Work-Life-Balance – dieser Begriff wird gerne im Zusammenhang mit der Vereinbarkeit benutzt. Denn es gilt doch, die verschiedenen Lebensbereiche auszubalancieren. Familie, Arbeit, Freizeit – all dies soll unter einen Hut gebracht werden und dabei soll ein Gleichgewicht entstehen.

Warum soll dieser Begriff dann ein Unwort sein?

Work-Life-Balance ist ein irreführender Begriff. Denn er bedeutet, dass man Arbeit und Leben in Balance bringen solle.

Ich weiß ja nicht, wie es euch geht, liebe Leser_innen. Aber für mich ist meine Arbeit ein Teil meines Lebens und nicht getrennt von ihm. Genauso wie Familie und Freizeit.
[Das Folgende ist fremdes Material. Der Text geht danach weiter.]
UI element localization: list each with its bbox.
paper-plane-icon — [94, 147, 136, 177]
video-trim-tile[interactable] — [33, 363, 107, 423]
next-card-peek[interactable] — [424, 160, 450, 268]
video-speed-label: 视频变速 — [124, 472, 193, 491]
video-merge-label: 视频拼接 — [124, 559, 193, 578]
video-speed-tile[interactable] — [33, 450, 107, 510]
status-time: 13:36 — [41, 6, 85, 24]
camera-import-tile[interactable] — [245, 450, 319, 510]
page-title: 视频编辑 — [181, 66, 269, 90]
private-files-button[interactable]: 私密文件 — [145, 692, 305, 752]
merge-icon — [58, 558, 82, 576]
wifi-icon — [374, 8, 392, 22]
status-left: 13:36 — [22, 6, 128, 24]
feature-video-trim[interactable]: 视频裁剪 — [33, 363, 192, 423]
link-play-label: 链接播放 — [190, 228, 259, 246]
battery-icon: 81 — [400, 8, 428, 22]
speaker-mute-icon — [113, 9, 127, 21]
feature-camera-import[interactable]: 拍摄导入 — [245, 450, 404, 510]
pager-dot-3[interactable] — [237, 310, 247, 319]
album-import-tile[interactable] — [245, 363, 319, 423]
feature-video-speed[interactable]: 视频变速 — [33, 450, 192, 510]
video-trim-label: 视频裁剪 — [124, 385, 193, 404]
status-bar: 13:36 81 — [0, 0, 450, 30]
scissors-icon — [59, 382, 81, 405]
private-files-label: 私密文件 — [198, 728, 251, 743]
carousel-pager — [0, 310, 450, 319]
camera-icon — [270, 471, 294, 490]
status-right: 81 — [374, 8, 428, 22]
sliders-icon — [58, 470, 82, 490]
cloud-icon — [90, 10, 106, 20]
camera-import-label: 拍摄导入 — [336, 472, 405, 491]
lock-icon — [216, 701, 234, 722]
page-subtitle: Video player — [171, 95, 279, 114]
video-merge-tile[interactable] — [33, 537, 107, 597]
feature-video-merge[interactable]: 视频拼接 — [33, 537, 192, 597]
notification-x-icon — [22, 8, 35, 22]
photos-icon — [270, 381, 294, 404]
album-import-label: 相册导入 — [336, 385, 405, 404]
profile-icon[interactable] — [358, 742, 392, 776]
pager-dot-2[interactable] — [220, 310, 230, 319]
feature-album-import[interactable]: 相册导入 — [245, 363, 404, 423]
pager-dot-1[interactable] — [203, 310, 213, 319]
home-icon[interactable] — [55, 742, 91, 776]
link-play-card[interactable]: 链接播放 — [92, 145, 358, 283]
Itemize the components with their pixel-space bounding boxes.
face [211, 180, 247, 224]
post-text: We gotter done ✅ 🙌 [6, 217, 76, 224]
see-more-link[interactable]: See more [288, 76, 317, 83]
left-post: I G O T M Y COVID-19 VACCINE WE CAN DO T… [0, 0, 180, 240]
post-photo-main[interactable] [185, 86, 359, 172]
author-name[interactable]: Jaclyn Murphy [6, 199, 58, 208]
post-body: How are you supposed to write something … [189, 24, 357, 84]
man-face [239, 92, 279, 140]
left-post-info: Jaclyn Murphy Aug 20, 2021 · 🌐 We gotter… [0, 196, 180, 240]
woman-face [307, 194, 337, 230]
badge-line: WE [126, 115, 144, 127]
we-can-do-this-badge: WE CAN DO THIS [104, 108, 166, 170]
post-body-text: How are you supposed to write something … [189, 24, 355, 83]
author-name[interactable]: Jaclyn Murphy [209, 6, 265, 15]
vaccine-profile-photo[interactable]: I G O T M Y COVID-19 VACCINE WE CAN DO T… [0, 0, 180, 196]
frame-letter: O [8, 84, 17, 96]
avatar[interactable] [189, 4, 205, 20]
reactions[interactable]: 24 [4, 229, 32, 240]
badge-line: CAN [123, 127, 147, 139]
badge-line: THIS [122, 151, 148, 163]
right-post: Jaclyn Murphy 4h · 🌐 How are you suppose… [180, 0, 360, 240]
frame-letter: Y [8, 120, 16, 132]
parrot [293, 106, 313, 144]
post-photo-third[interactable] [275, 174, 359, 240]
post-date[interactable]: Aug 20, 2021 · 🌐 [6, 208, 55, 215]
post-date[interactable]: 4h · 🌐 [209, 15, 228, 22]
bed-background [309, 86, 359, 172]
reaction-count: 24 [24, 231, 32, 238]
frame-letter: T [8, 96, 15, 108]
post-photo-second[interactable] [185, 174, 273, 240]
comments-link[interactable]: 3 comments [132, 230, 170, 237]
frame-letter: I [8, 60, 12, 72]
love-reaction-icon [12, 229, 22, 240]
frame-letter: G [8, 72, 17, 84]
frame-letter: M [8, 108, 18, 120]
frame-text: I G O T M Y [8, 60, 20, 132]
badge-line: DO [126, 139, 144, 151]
Alle diese Teile meines Lebens möchte ich ausbalancieren. Der Begriff Work-Life-Balance konstruiert aber einen Gegensatz von Arbeit und Leben. Denn wenn die Arbeit Teil des Lebens ist, dann kann man sie nicht mit dem Leben ausbalancieren.

Was dann? Vereinbarkeit/Life-Balance!

Vereinbarkeit finde ich da passender. Denn das trifft es besser. Ich vereinbare mehrere Bereiche miteinander. Arbeit, Familie, Freizeit zum Beispiel. Der Begriff wertet nicht einen Bereich stärker als den anderen, er bietet Spielraum für eine individuelle Aufteilung der Bereiche.

Life-Balance wäre vielleicht auch noch eine Alternative. Denn dann kann man sein Leben ins Gleichgewicht bringen. Auch hier wieder ohne die Bereiche zu werten.